Cirque du Soleil's classic show, Quidam,
opens with Zoé (Alessandra Gonzalez), a bored little girl whose parents
ignore her. We enter the world of her imagination when Quidam, a
headless wanderer under an umbrella, hands Zoé his blue bowler hat.
(This imagery will resonate with those who know the surrealist paintings
of René Magritte, a 20th century artist whose paintings challenged
traditional perceptions of reality.) Zoé's self-absorbed parents float
away and we are transported to the magical reality of Cirque's
physically astonishing performers.
The "world" presently inhabited by Quidam is Dayton's Nutter Center, on the campus of Wright State University, through Sunday, June 16.
The show, which originated as a big top production (it spent several
weeks in Cincinnati in August and September 2006 in a "grand chapiteau"
on the Ohio River bank near the Suspension Bridge) is now an arena show,
and it works beautifully in the Nutter. Five giant metal arches are
used to suspend performers in mid-air, but you quickly lose sight of the
mechanics thanks to the artistry, visual and musical, of Cirque.
To me, the
greatest wonder — beyond the physical precision and discipline of
Cirque's athletic artists — is the universality of shows like Quidam,
which tour the world. (In a few months, this company will be
performing in Europe, playing to audiences in cities including Vienna,
Munich and London, where it has a month-long engagement at Royal Albert
Hall.) The performers are ethnically diverse and the storytelling spans
cultural boundaries: Wordless clowning (Quidam features a segment
about making a silent movie that recruits a few audience members as
"actors") is laugh-out-loud funny, and the ringmaster John (Mark Ward)
borders on intentional incompetence in a way that endears him to the
crowd even as he moves us from act to act without saying a word.

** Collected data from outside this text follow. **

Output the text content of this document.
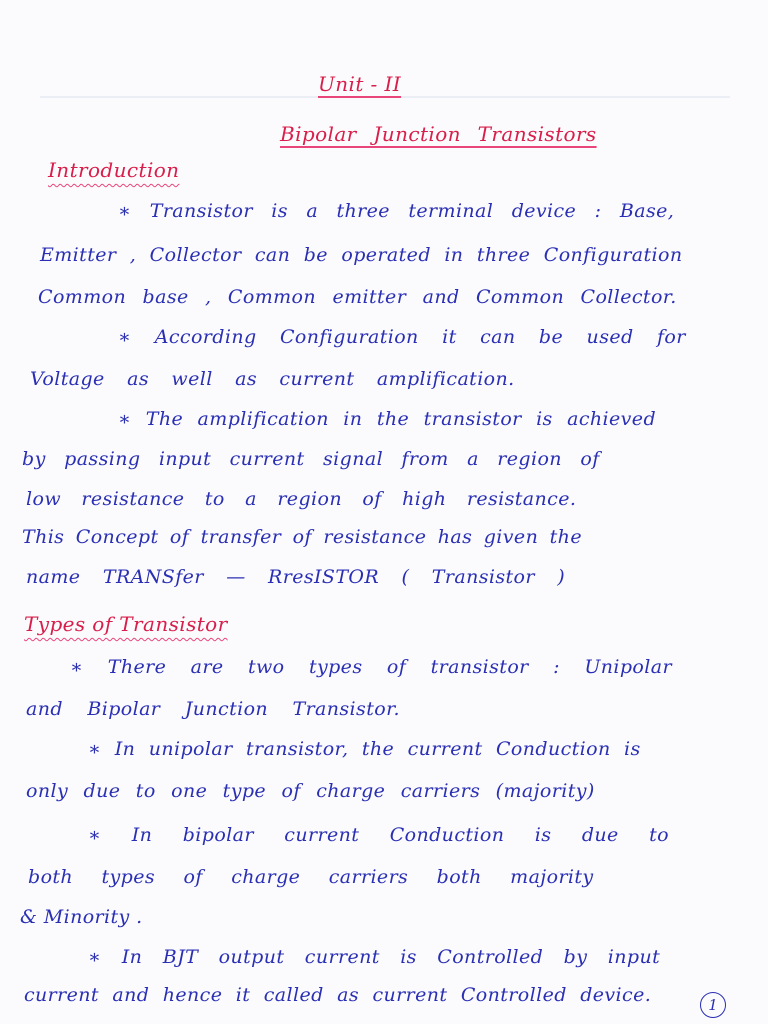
Unit - II
Bipolar Junction Transistors
Introduction
∗ Transistor is a three terminal device : Base,
Emitter , Collector can be operated in three Configuration
Common base , Common emitter and Common Collector.
∗ According Configuration it can be used for
Voltage as well as current amplification.
∗ The amplification in the transistor is achieved
by passing input current signal from a region of
low resistance to a region of high resistance.
This Concept of transfer of resistance has given the
name TRANSfer — RresISTOR ( Transistor )
Types of Transistor
∗ There are two types of transistor : Unipolar
and Bipolar Junction Transistor.
∗ In unipolar transistor, the current Conduction is
only due to one type of charge carriers (majority)
∗ In bipolar current Conduction is due to
both types of charge carriers both majority
& Minority .
∗ In BJT output current is Controlled by input
current and hence it called as current Controlled device.	1
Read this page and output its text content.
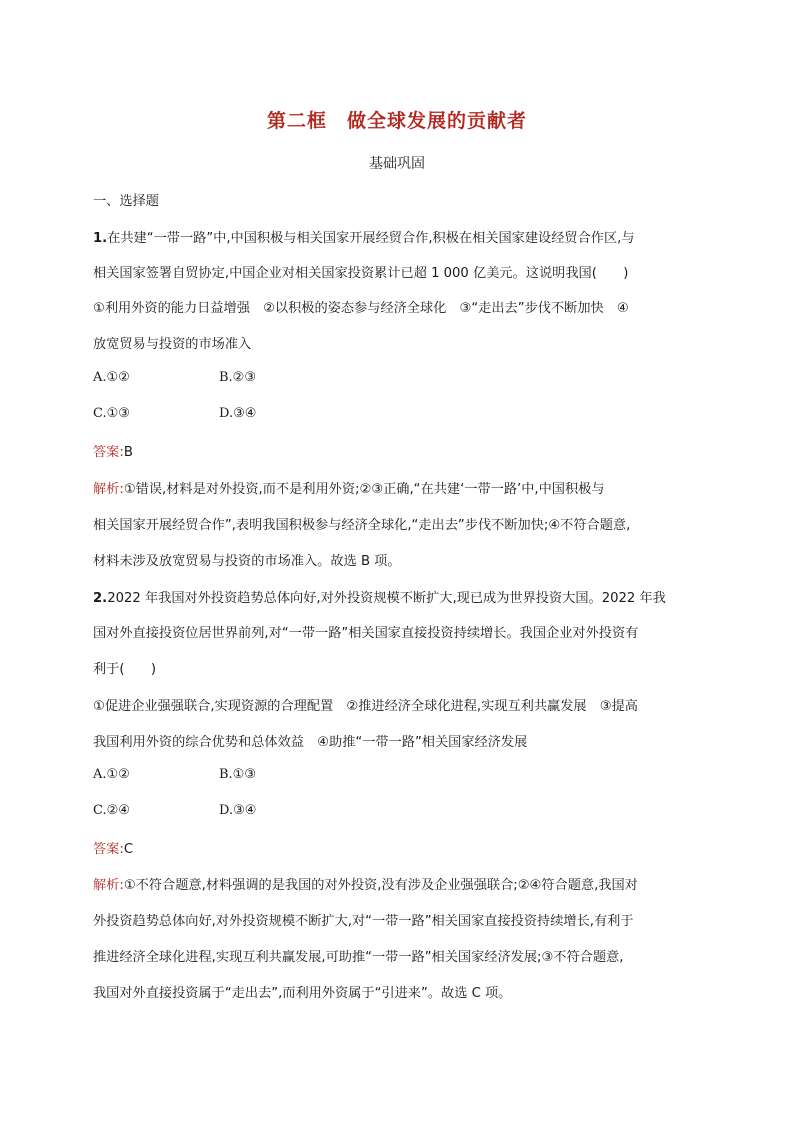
第二框　做全球发展的贡献者
基础巩固
一、选择题
1.在共建“一带一路”中,中国积极与相关国家开展经贸合作,积极在相关国家建设经贸合作区,与
相关国家签署自贸协定,中国企业对相关国家投资累计已超 1 000 亿美元。这说明我国(　　)
①利用外资的能力日益增强　②以积极的姿态参与经济全球化　③“走出去”步伐不断加快　④
放宽贸易与投资的市场准入
A.①②	B.②③
C.①③	D.③④
答案:B
解析:①错误,材料是对外投资,而不是利用外资;②③正确,“在共建‘一带一路’中,中国积极与
相关国家开展经贸合作”,表明我国积极参与经济全球化,“走出去”步伐不断加快;④不符合题意,
材料未涉及放宽贸易与投资的市场准入。故选 B 项。
2.2022 年我国对外投资趋势总体向好,对外投资规模不断扩大,现已成为世界投资大国。2022 年我
国对外直接投资位居世界前列,对“一带一路”相关国家直接投资持续增长。我国企业对外投资有
利于(　　)
①促进企业强强联合,实现资源的合理配置　②推进经济全球化进程,实现互利共赢发展　③提高
我国利用外资的综合优势和总体效益　④助推“一带一路”相关国家经济发展
A.①②	B.①③
C.②④	D.③④
答案:C
解析:①不符合题意,材料强调的是我国的对外投资,没有涉及企业强强联合;②④符合题意,我国对
外投资趋势总体向好,对外投资规模不断扩大,对“一带一路”相关国家直接投资持续增长,有利于
推进经济全球化进程,实现互利共赢发展,可助推“一带一路”相关国家经济发展;③不符合题意,
我国对外直接投资属于“走出去”,而利用外资属于“引进来”。故选 C 项。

acts we see: German Wheel (a pair of man-sized double hoops containing a
guy who rolls around the stage); Diabolo (spinning Chinese yo-yo's
tossed high into the air from a string and caught); Aerial Contortion
(Tanya Burka is an amazing silk contortionist, many feet above the
stage); Skipping Ropes (using 20 acrobats); Aerial Hoops (three women
spinning and pivoting through the air); Hand Balancing (incredible
strength and flexibility by a woman on yard-high canes); Spanish Webs
(five fellows on high, hanging and twisting on ropes); Statue (a
mesmerizing performance by Yves Décoste and Valentyna Sidenko who slowly
and powerfully balance in various positions); and finally Banquine
(acrobatics). The latter section, Quidam's finale, uses 15
artists, launching tumblers high into the air and catching them. At one
point they build a tower of four humans atop each others' shoulders.
Each assemblage or toss seems more daring than the previous. Quidam
might be the product of Zoé's boredom, but the show expands imaginative
horizons. It's definitely worth a one-hour drive from Cincinnati.